Seamus however, knew he was not well. And one fateful morning he talked himself into giving up his delusions. He would change his way of thinking as he was bound for an academic career where such nonsense would be an impediment. He binned his movies and resolved on starting a new life.
He set forth to catch a tube train into town taking care to wear his shades and look to the ground at all times. "What ever you do, do not look up!" he counselled himself as he walked up and down the platform waiting for his train to arrive. Trembling with anxiety he finally made it on board and virtually ran to a window seat where he flung himself down exhausted.
As fate would have it a corpulent man with dyed purple hair, wearing a bright pink shirt and tartan pants sat beside him. At first, he didn't notice as he stared out the window all the time; but when the train suddenly jolted and his glasses flew off Seamus could not help but see that he was sitting beside his worst nightmare.
That's when he fell to the ground in a seizure akin to epilepsy.
"I never laid a hand on him!" protested the man to the conductor. "I have witnesses!"
It is at this point that Seamus found himself hospitalised. He was quickly transferred from Clapham's general to the insane asylum where he was placed in the care of Dr. Fastbender.

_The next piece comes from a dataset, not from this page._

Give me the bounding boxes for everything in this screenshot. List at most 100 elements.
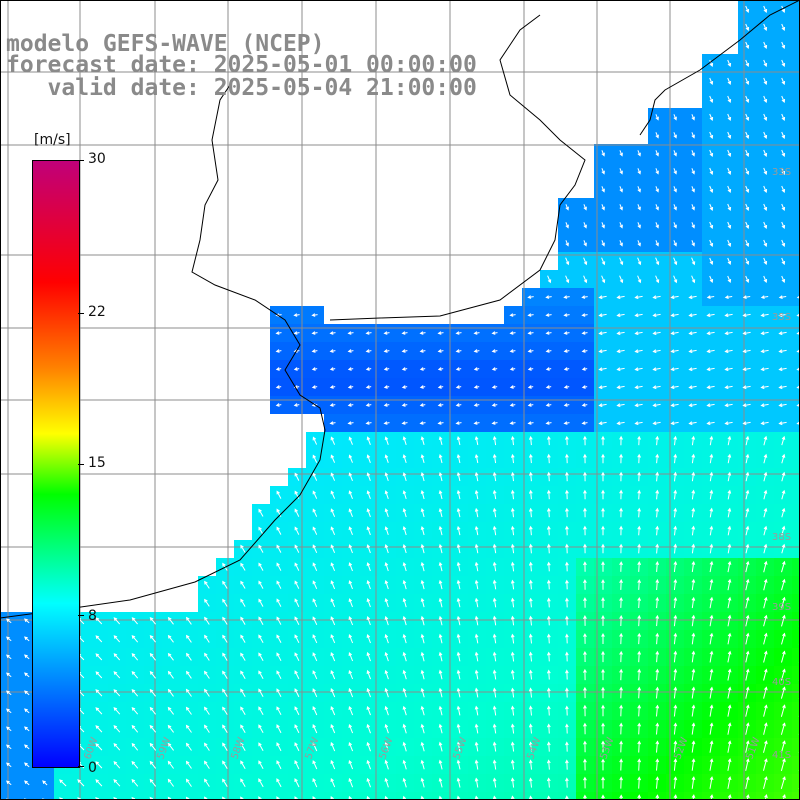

Seamus however proved unresponsive to therapy, so he was given Prozac and kept in the intensive care unit. Besides, Fastbender had unearthed no traumas in his past, apart from the recent Soho incident, nor any evidence of mental illness in his family. The patient had led an excessively sheltered life was the only diagnosis he could arrive at. Seamus was a mystery to him; so he contacted the Tavistock Institute immediately who had contracted him to refer unusual cases to them.

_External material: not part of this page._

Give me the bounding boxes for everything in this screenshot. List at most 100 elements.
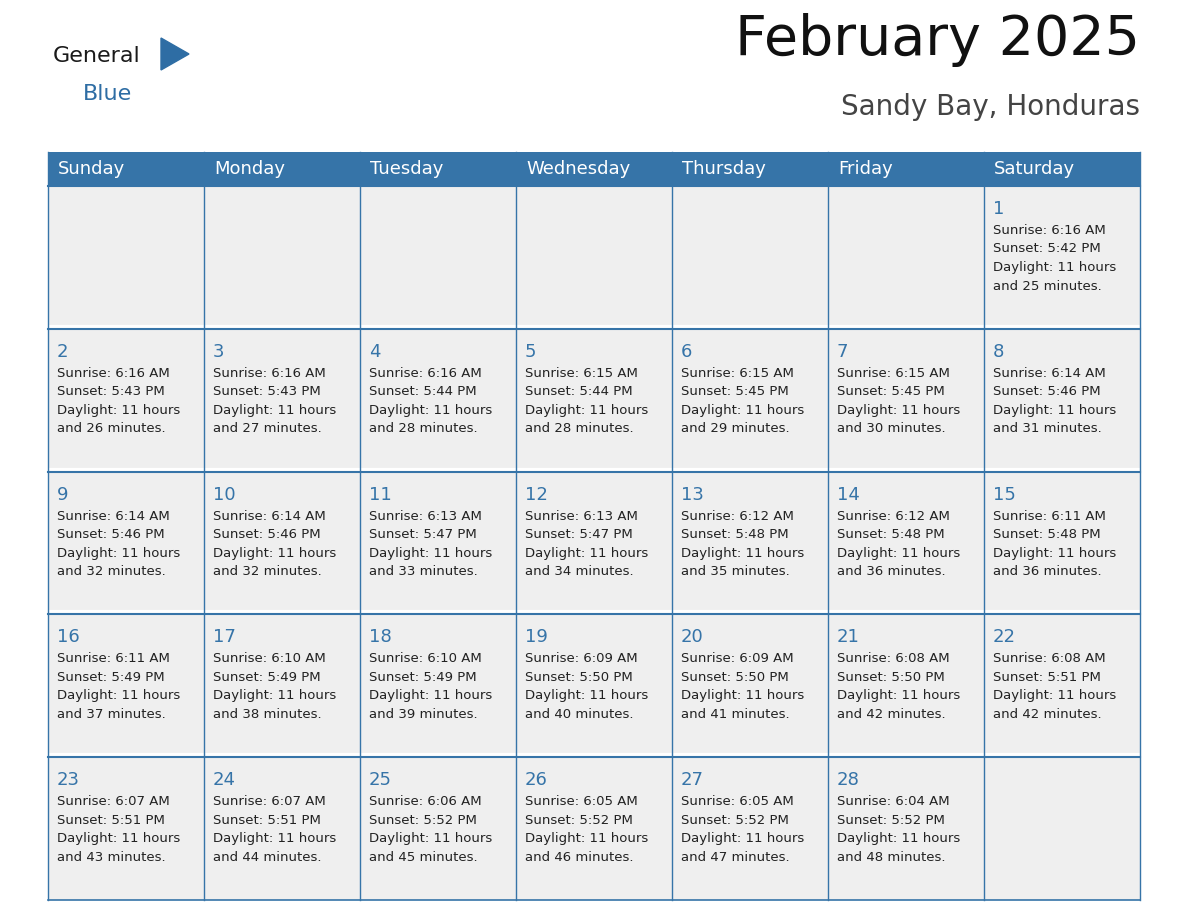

Explained Dr. Manwaring: "Seamus is important to us here at the Tavistock because his case tells us how successful.... I mean how... effective... and I stress that word... our culture has been in inculcating gender identity and how far we can go....I mean how far it goes.... in engendering mental confusion in the young leading sometimes to this type of chronic, identity crisis. We now know what works... I mean... what the limits are in creating this type of disorder. The institute can learn much therefore, I stress, from this case for the betterment of mankind and I hope my paper will make this clear to my colleagues."
Seamus had had an adverse reaction to his medical treatment and, some months later, after being discharged from the asylum, and having missed the deadline for his enrolment at Cambridge, he killed himself by jumping off Blackfriar's bridge into the Thames. His body was never recovered.
Shortly before taking his life Seamus removed the black colour from his hair. He wanted to die with the hair he had been born with, he stated in a message left on his laptop.
Seamus's father said: "I don't understand what happened to him. We brought him up to be independent. He was strong and healthy and liked sports. He could make friends easily if he wanted to, but was always a bit of a thinker, a loner. He was a brilliant student, top in all his subjects and would have made a wonderful scholar; but he wanted desperately, he told me, to find out what the real world was like. I guess that was his mistake. I don't understand what happened to him. I'll never understand it. I cannot explain it to myself. Nor can I understand why Dr. Manwaring confiscated my boy's books, movies and laptop. We may have to sue to have them returned."
"Seamus was an angel," explained his mother. "I knew from the start he was not meant for this crazy world. I implored him to go straight to university, but he wouldn't listen. But now he is at peace. One more casualty among thousands of others."